Dans son discours du 21 février (Chers citoyens de Russie ! Chers amis !), Vladimir Poutine poursuit le propos qu’il avait déjà exprimé à l’occasion de sa rencontre avec le président de la République populaire de Chine Xi JinPing (Joint Statement of the Russian Federation and the People’s Republic of China on the International Relations Entering a New Era and the Global Sustainable Development) proposent leur propre version de la notion de démocratie. Vladimir Poutine ne s’embarrasse pas de circonvolutions ou de précautions oratoires. Il suffit de lire ou d’écouter.
« Je tiens à souligner une fois de plus que l’Ukraine n’est pas pour nous un simple pays voisin. Elle fait partie intégrante de notre propre histoire, de notre culture et de notre espace spirituel » commence Poutine dans son discours. On ne saurait être plus clair. Pour Vladimir Poutine, l’indépendance de l’Ukraine ou la prétention de l’Ukraine à être une nation indépendante est une anomalie de l’histoire qu’il est en train de corriger. Et qui a causé cette anomalie ?

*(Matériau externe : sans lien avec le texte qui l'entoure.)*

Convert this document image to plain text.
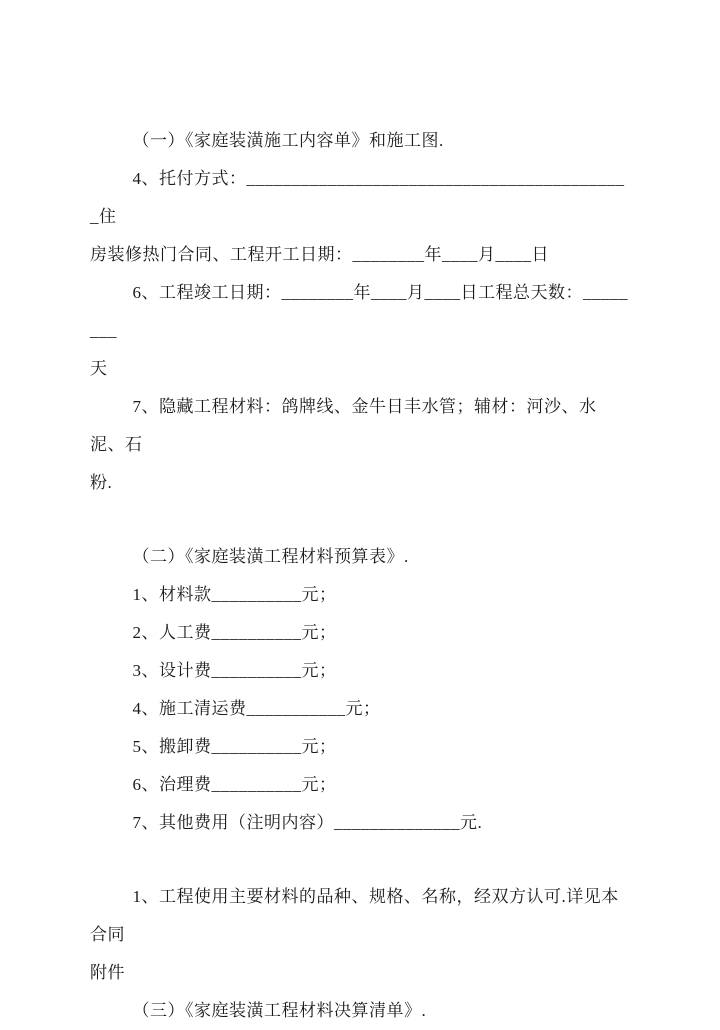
（一）《家庭装潢施工内容单》和施工图.
4、托付方式：___________________________________________住
房装修热门合同、工程开工日期：________年____月____日
6、工程竣工日期：________年____月____日工程总天数：________
天
7、隐藏工程材料：鸽牌线、金牛日丰水管；辅材：河沙、水泥、石
粉.
（二）《家庭装潢工程材料预算表》.
1、材料款__________元；
2、人工费__________元；
3、设计费__________元；
4、施工清运费___________元；
5、搬卸费__________元；
6、治理费__________元；
7、其他费用（注明内容）______________元.
1、工程使用主要材料的品种、规格、名称，经双方认可.详见本合同
附件
（三）《家庭装潢工程材料决算清单》.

« Permettez-moi (et d’ailleurs si vous ne le permettez pas ça ne change de rien : NDLR) de commencer par le fait que l’Ukraine moderne a été entièrement créée par la Russie ou plus précisément par la Russie bolchévique et communiste ». « Russie bolchévique et communiste » : une formule pour le moins surprenante. En tous cas, la faute de l’Ukraine n’est donc en rien de la responsabilité de l’Occident (Pas encore mais ça va venir dans la suite du discours). C’est la faute de l’URSS qui, selon Vladimir Poutine, a donné la possibilité aux républiques qui la constituaient de prendre leur indépendance. C’est la PCUS du Comité Central du PCUS qui a pris cette décision que réfute aujourd’hui Poutine qui oppose l’URSS à la Russie éternelle. Pour Poutine, l’URSS n’est aussi qu’une parenthèse de l’histoire.
L’effondrement de la Russie historique appelée URSS est sur leur conscience (les dirigeants bolchéviques, de la direction du parti communiste…).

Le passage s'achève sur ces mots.